GERECHTSHOF ’s-HERTOGENBOSCH

Afdeling civiel recht
zaaknummer 200.220.963/01 en 200.221.230/01
arrest van 27 november 2018
in de zaken van

1.[appellant] ,wonende te [woonplaats] ,

hierna aan te duiden als [appellant] ,
2.
[appellante],
wonende te [woonplaats] ,
hierna aan te duiden als [appellante] ,
appellanten in principaal hoger beroep,
geïntimeerden in incidenteel hoger beroep,
advocaat: mr. F.H. Tak te Rotterdam,
tegen
[geïntimeerde],
wonende te [woonplaats] ,
hierna aan te duiden als [geïntimeerde] ,
geïntimeerde in principaal hoger beroep,
appellant in incidenteel hoger beroep,
advocaat: mr. I.M.C.A. Reinders Folmer te Amsterdam,
als vervolg op de door het hof gewezen tussenarresten van 30 januari 2018 en 29 mei 2018
in het geding na verwijzing door de Hoge Raad bij arrest van 19 mei 2017 (ECLI:NL:HR:2017:939).

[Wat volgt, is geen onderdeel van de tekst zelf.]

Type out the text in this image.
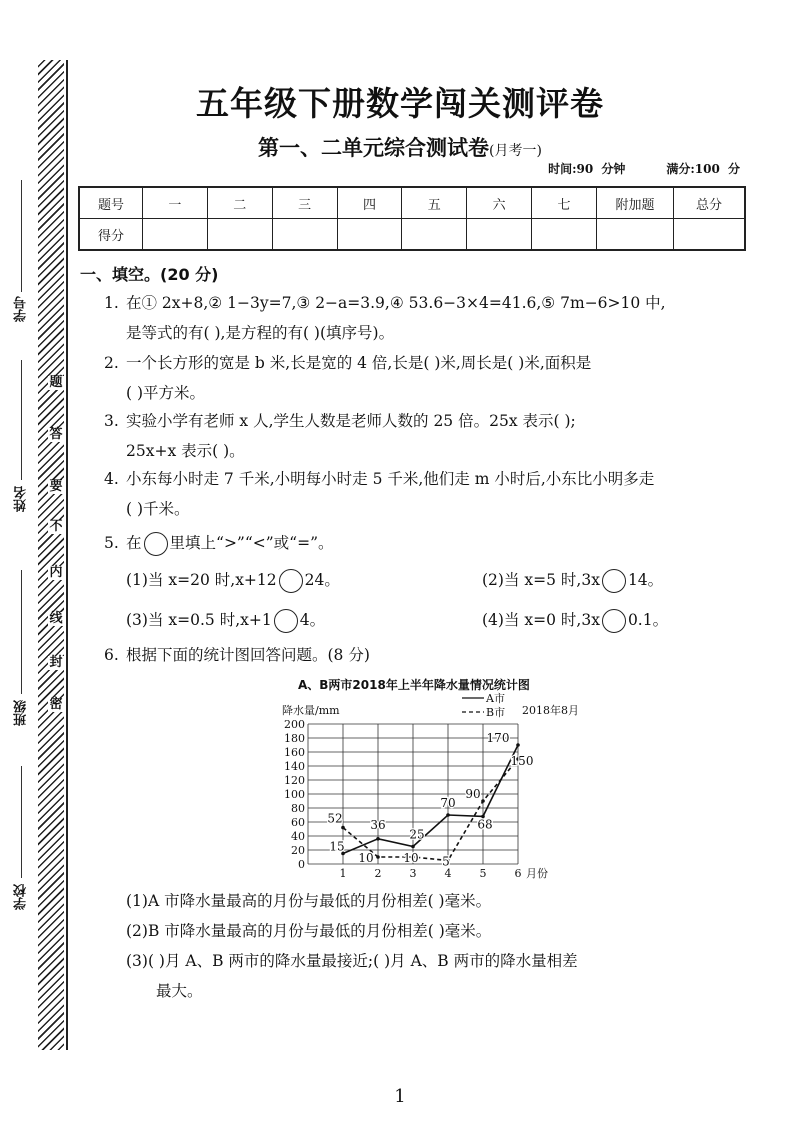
题
答
要
不
内
线
封
密
学号
姓名
班级
学校
五年级下册数学闯关测评卷
第一、二单元综合测试卷(月考一)
时间:90 分钟	满分:100 分
题号	一	二	三	四	五	六	七	附加题	总分
得分									
一、填空。(20 分)
1. 在① 2x+8,② 1−3y=7,③ 2−a=3.9,④ 53.6−3×4=41.6,⑤ 7m−6>10 中,
是等式的有( ),是方程的有( )(填序号)。
2. 一个长方形的宽是 b 米,长是宽的 4 倍,长是( )米,周长是( )米,面积是
( )平方米。
3. 实验小学有老师 x 人,学生人数是老师人数的 25 倍。25x 表示( );
25x+x 表示( )。
4. 小东每小时走 7 千米,小明每小时走 5 千米,他们走 m 小时后,小东比小明多走
( )千米。
5. 在 里填上“>”“<”或“=”。
(1)当 x=20 时,x+12 24。	(2)当 x=5 时,3x 14。
(3)当 x=0.5 时,x+1 4。	(4)当 x=0 时,3x 0.1。
6. 根据下面的统计图回答问题。(8 分)
A、B两市2018年上半年降水量情况统计图
0
20
40
60
80
100
120
140
160
180
200
1	2	3	4	5	6 月份
降水量/mm	2018年8月
A市
B市
15
36
25
70
68
170
52
10 10 5
90
150
(1)A 市降水量最高的月份与最低的月份相差( )毫米。
(2)B 市降水量最高的月份与最低的月份相差( )毫米。
(3)( )月 A、B 两市的降水量最接近;( )月 A、B 两市的降水量相差
最大。
1
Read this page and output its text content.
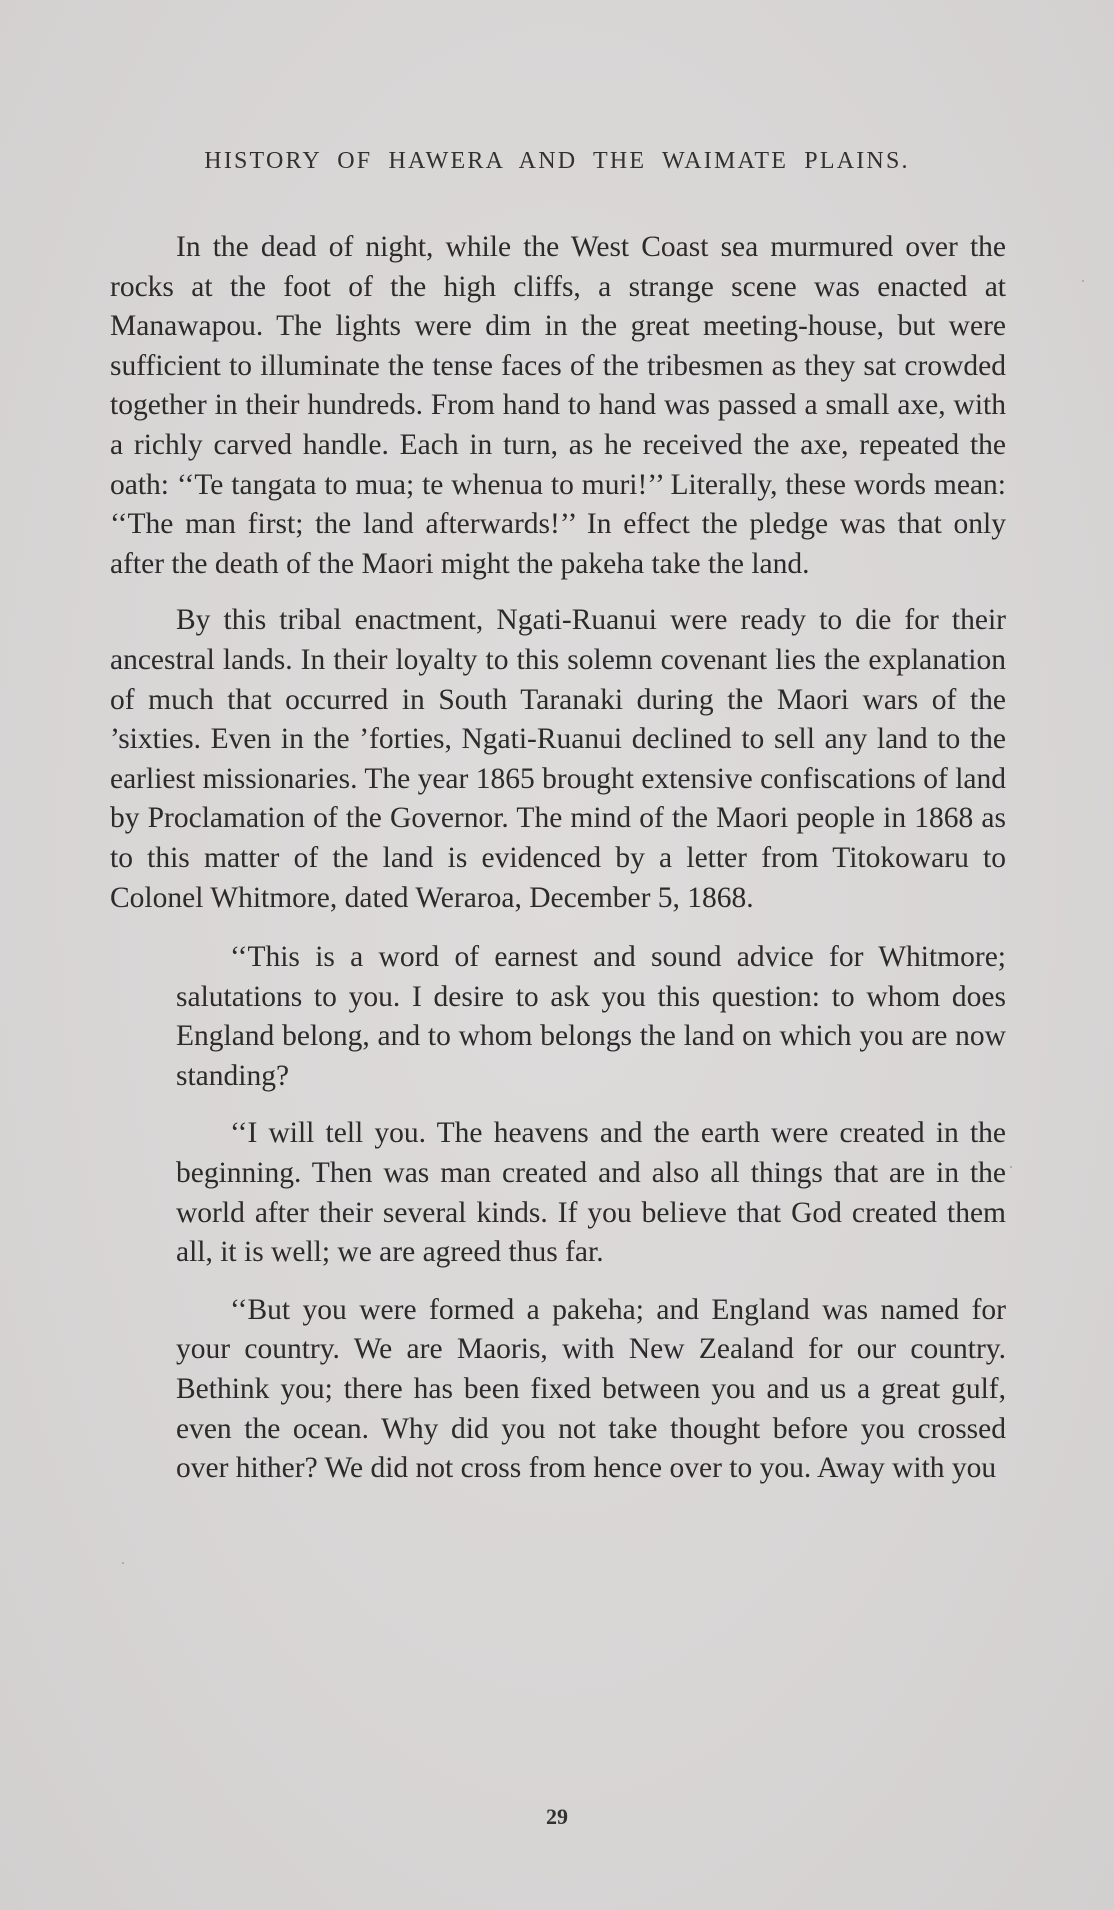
HISTORY OF HAWERA AND THE WAIMATE PLAINS.

In the dead of night, while the West Coast sea murmured over the rocks at the foot of the high cliffs, a strange scene was enacted at Manawapou. The lights were dim in the great meeting-house, but were sufficient to illuminate the tense faces of the tribesmen as they sat crowded together in their hundreds. From hand to hand was passed a small axe, with a richly carved handle. Each in turn, as he received the axe, repeated the oath: ‘‘Te tangata to mua; te whenua to muri!’’ Literally, these words mean: ‘‘The man first; the land afterwards!’’ In effect the pledge was that only after the death of the Maori might the pakeha take the land.

By this tribal enactment, Ngati-Ruanui were ready to die for their ancestral lands. In their loyalty to this solemn covenant lies the explanation of much that occurred in South Taranaki during the Maori wars of the ’sixties. Even in the ’forties, Ngati-Ruanui declined to sell any land to the earliest missionaries. The year 1865 brought extensive confiscations of land by Proclamation of the Governor. The mind of the Maori people in 1868 as to this matter of the land is evidenced by a letter from Titokowaru to Colonel Whitmore, dated Weraroa, December 5, 1868.

‘‘This is a word of earnest and sound advice for Whitmore; salutations to you. I desire to ask you this question: to whom does England belong, and to whom belongs the land on which you are now standing?

‘‘I will tell you. The heavens and the earth were created in the beginning. Then was man created and also all things that are in the world after their several kinds. If you believe that God created them all, it is well; we are agreed thus far.

‘‘But you were formed a pakeha; and England was named for your country. We are Maoris, with New Zealand for our country. Bethink you; there has been fixed between you and us a great gulf, even the ocean. Why did you not take thought before you crossed over hither? We did not cross from hence over to you. Away with you

29
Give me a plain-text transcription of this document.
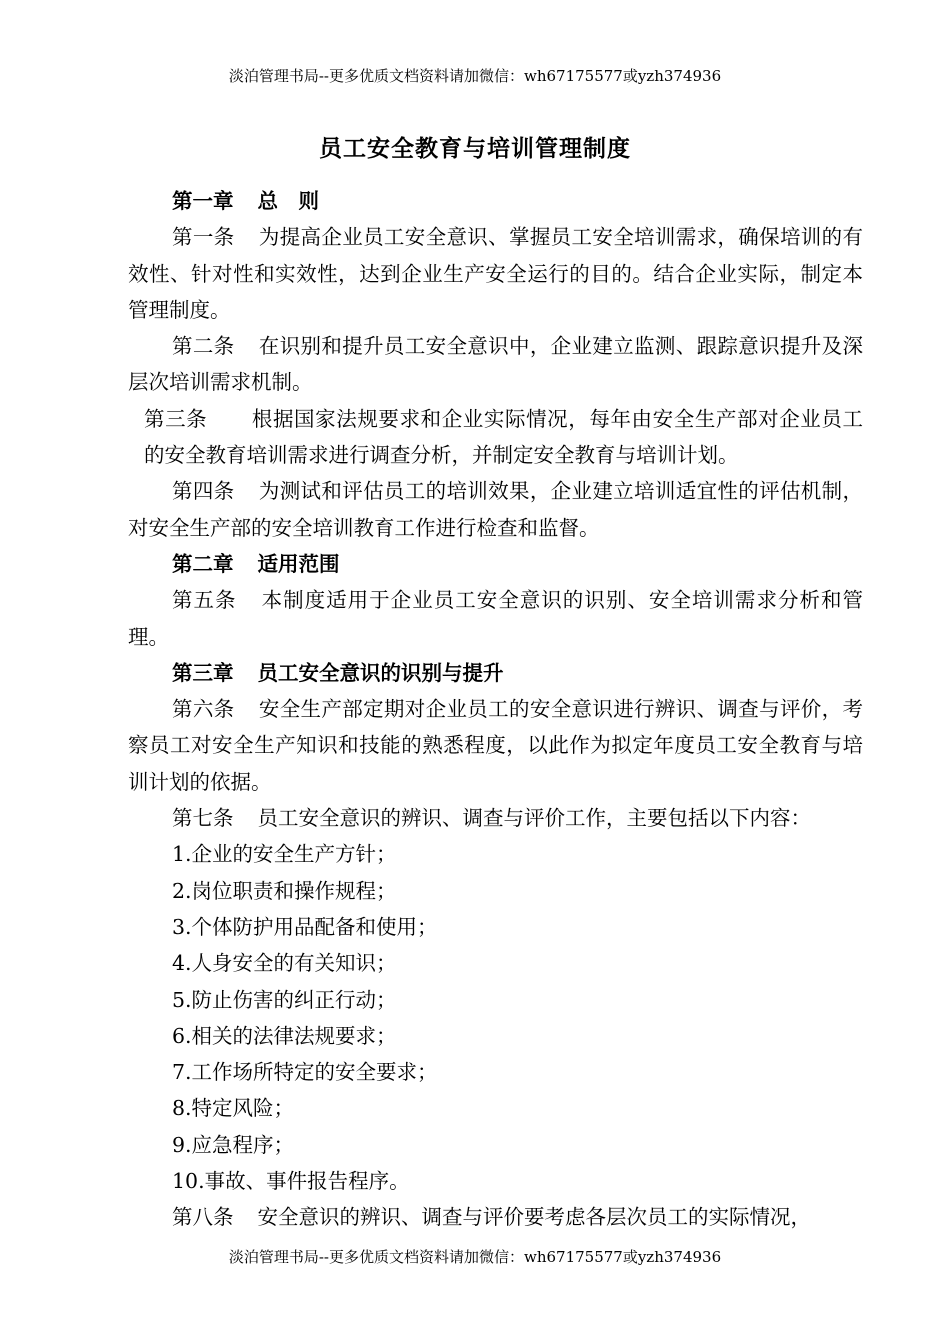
淡泊管理书局--更多优质文档资料请加微信：wh67175577或yzh374936
员工安全教育与培训管理制度

第一章 总　则

第一条 为提高企业员工安全意识、掌握员工安全培训需求，确保培训的有效性、针对性和实效性，达到企业生产安全运行的目的。结合企业实际，制定本管理制度。

第二条 在识别和提升员工安全意识中，企业建立监测、跟踪意识提升及深层次培训需求机制。

第三条 根据国家法规要求和企业实际情况，每年由安全生产部对企业员工的安全教育培训需求进行调查分析，并制定安全教育与培训计划。

第四条 为测试和评估员工的培训效果，企业建立培训适宜性的评估机制，对安全生产部的安全培训教育工作进行检查和监督。

第二章 适用范围

第五条 本制度适用于企业员工安全意识的识别、安全培训需求分析和管理。

第三章 员工安全意识的识别与提升

第六条 安全生产部定期对企业员工的安全意识进行辨识、调查与评价，考察员工对安全生产知识和技能的熟悉程度，以此作为拟定年度员工安全教育与培训计划的依据。

第七条 员工安全意识的辨识、调查与评价工作，主要包括以下内容：

1.企业的安全生产方针；

2.岗位职责和操作规程；

3.个体防护用品配备和使用；

4.人身安全的有关知识；

5.防止伤害的纠正行动；

6.相关的法律法规要求；

7.工作场所特定的安全要求；

8.特定风险；

9.应急程序；

10.事故、事件报告程序。

第八条 安全意识的辨识、调查与评价要考虑各层次员工的实际情况，

淡泊管理书局--更多优质文档资料请加微信：wh67175577或yzh374936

8.Het tussenarrest en het verdere verloop van de procedure

8.1.
In het tussenarrest van 29 mei 2018 heeft het hof [geïntimeerde] in de gelegenheid gesteld om ten aanzien van een drietal geschilpunten (tegen)bewijs te leveren; iedere verdere beslissing is aangehouden.
8.2.
[geïntimeerde] heeft afgezien van bewijslevering.
8.3.
[geïntimeerde] heeft een memorie na niet gehouden enquête genomen en [appellant] en [appellante] een antwoordmemorie na niet gehouden enquête.
8.4.
Het hof heeft vervolgens een datum voor arrest bepaald.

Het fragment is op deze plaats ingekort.